Department of Chemistry and Biochemistry, University of Wisconsin-Milwaukee , 3210 North Cramer Street, Milwaukee, Wisconsin 53211, United States.
Biochemistry. 2013 Sep 10;52(36):6151-9. doi: 10.1021/bi4006495. Epub 2013 Aug 26.
Aurintricarboxylic acid (ATA) is a potent inhibitor of many enzymes needed for cell and virus replication, such as polymerases, helicases, nucleases, and topoisomerases. This study examines how ATA interacts with the helicase encoded by the hepatitis C virus (HCV) and reveals that ATA interferes with both nucleic acid and ATP binding to the enzyme. We show that ATA directly binds HCV helicase to prevent the enzyme from interacting with nucleic acids and to modulate the affinity of HCV helicase for ATP, the fuel for helicase action. Amino acid substitutions in the helicase DNA binding cleft or its ATP binding site alter the ability of ATA to disrupt helicase-DNA interactions. These data, along with molecular modeling results, support the notion that an ATA polymer binds between Arg467 and Glu493 to prevent the helicase from binding either ATP or nucleic acids. We also characterize how ATA affects the kinetics of helicase-catalyzed ATP hydrolysis, and thermodynamic parameters describing the direct interaction between HCV helicase and ATA using microcalorimetry. The thermodynamics of ATA binding to HCV helicase reveal that ATA binding does not mimic nucleic acid binding in that ATA binding is driven by a smaller enthalpy change and an increase in entropy.

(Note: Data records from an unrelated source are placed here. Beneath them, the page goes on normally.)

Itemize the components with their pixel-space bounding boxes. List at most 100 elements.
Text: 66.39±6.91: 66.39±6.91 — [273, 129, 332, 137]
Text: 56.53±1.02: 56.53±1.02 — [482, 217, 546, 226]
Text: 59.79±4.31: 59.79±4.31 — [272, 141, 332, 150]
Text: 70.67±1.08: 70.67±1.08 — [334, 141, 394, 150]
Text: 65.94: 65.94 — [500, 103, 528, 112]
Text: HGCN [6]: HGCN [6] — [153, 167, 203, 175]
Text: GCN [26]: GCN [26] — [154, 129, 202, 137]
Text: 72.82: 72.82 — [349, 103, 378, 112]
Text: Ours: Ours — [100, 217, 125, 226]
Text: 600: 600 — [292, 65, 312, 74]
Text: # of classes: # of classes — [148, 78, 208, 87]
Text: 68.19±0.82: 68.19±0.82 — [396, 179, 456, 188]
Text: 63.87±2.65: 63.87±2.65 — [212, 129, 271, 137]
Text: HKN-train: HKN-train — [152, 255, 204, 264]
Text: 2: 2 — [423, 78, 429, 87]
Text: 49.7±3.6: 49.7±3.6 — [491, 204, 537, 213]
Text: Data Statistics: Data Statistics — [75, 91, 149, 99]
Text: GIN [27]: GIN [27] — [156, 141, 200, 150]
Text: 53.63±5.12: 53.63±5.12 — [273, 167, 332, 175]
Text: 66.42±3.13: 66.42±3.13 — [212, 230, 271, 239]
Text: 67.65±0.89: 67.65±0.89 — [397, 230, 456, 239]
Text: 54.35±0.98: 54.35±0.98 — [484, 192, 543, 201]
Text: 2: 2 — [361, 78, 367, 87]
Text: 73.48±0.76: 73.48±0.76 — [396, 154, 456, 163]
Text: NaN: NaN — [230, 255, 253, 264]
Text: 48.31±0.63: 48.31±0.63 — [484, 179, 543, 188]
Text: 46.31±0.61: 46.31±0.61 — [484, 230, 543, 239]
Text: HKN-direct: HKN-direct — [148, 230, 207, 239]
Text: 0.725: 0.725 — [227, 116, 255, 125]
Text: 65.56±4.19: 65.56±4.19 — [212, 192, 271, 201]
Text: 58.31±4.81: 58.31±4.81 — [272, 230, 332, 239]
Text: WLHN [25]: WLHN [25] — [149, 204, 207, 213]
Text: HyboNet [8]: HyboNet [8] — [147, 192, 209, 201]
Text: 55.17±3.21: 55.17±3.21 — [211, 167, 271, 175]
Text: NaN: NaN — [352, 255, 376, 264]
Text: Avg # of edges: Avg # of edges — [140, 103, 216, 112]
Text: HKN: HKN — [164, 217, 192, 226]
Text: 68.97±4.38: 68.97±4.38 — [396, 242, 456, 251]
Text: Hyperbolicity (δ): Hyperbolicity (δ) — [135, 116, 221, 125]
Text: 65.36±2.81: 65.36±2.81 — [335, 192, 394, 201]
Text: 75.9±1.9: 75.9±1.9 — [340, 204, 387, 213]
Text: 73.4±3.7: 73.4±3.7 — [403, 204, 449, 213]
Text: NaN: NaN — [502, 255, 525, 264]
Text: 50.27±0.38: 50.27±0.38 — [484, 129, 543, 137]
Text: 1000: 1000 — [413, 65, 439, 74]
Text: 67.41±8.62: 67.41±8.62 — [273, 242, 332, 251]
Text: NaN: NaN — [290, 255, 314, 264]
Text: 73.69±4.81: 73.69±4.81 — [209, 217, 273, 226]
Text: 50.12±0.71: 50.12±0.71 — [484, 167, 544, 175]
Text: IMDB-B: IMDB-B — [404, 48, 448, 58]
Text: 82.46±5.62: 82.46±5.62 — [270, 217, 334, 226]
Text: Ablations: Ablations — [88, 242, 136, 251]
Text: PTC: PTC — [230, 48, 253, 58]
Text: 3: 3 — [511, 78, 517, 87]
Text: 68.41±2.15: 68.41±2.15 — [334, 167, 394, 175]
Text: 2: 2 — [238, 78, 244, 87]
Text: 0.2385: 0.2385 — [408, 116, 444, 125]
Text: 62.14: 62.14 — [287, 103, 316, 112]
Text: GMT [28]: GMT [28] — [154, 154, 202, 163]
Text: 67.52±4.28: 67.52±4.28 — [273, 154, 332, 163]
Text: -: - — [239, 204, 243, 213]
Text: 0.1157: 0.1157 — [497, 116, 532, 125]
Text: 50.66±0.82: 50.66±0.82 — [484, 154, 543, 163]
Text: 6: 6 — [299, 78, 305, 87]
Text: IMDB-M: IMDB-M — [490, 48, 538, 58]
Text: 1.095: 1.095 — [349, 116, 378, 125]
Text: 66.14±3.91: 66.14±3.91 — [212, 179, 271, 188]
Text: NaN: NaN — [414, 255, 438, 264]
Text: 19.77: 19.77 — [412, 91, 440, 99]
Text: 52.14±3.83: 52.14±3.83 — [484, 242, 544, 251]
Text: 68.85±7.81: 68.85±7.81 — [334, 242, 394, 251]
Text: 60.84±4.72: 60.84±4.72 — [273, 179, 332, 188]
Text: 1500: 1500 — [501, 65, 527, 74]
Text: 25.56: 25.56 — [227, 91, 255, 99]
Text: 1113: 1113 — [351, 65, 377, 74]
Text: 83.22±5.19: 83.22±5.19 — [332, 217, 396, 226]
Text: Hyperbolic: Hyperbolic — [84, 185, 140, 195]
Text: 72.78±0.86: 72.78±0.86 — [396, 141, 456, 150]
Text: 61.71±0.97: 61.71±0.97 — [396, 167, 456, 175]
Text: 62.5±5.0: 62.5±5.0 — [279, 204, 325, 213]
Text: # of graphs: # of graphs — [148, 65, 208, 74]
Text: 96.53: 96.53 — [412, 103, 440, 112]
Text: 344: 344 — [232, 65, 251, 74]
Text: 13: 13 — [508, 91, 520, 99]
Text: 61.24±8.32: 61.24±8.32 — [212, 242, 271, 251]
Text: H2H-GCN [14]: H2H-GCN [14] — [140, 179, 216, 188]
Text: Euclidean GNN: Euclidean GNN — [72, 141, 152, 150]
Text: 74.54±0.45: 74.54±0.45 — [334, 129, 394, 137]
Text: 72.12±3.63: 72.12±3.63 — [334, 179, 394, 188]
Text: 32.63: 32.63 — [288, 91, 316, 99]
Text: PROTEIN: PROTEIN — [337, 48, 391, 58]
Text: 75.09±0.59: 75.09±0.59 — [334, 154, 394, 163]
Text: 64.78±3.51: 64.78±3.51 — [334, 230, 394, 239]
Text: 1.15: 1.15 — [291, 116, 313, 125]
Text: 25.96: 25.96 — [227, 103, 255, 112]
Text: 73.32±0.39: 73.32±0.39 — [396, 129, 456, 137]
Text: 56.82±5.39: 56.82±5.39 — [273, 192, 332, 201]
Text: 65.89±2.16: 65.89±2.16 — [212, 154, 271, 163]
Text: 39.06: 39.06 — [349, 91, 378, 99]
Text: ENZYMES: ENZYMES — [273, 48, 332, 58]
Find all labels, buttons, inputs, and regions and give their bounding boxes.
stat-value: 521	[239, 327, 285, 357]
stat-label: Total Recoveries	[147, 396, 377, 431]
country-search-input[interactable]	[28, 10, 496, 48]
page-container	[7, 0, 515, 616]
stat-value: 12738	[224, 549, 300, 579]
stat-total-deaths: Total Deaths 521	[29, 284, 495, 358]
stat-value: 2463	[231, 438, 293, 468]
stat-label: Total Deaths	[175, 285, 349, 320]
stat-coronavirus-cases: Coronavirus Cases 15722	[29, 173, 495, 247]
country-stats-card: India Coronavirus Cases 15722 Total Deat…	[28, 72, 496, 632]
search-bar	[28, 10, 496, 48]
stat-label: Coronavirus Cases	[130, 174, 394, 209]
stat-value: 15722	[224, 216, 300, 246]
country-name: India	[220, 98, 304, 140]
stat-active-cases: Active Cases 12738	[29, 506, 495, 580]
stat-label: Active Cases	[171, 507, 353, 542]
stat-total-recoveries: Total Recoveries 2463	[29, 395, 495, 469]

金瑞酸(ATA)是一种有效的抑制剂,能够抑制细胞和病毒复制所需的多种酶,如聚合酶、解旋酶、核酸酶和拓扑异构酶。本研究探讨了 ATA 与丙型肝炎病毒(HCV)编码的解旋酶相互作用的方式,并揭示 ATA 会干扰酶与核酸和 ATP 的结合。我们发现 ATA 可以直接与 HCV 解旋酶结合,从而阻止酶与核酸相互作用,并调节 HCV 解旋酶与 ATP 的亲和力,ATP 是解旋酶作用的燃料。解旋酶 DNA 结合凹槽或其 ATP 结合位点中的氨基酸取代会改变 ATA 破坏解旋酶-DNA 相互作用的能力。这些数据以及分子建模结果支持了这样一种观点,即 ATA 聚合物结合在 Arg467 和 Glu493 之间,从而阻止解旋酶结合 ATP 或核酸。我们还利用微量热法研究了 ATA 如何影响解旋酶催化的 ATP 水解动力学以及描述 HCV 解旋酶与 ATA 之间直接相互作用的热力学参数。用 HCV 解旋酶对 ATA 结合的热力学研究表明,ATA 结合并不模拟核酸结合,因为 ATA 结合是由较小的焓变和熵增驱动的。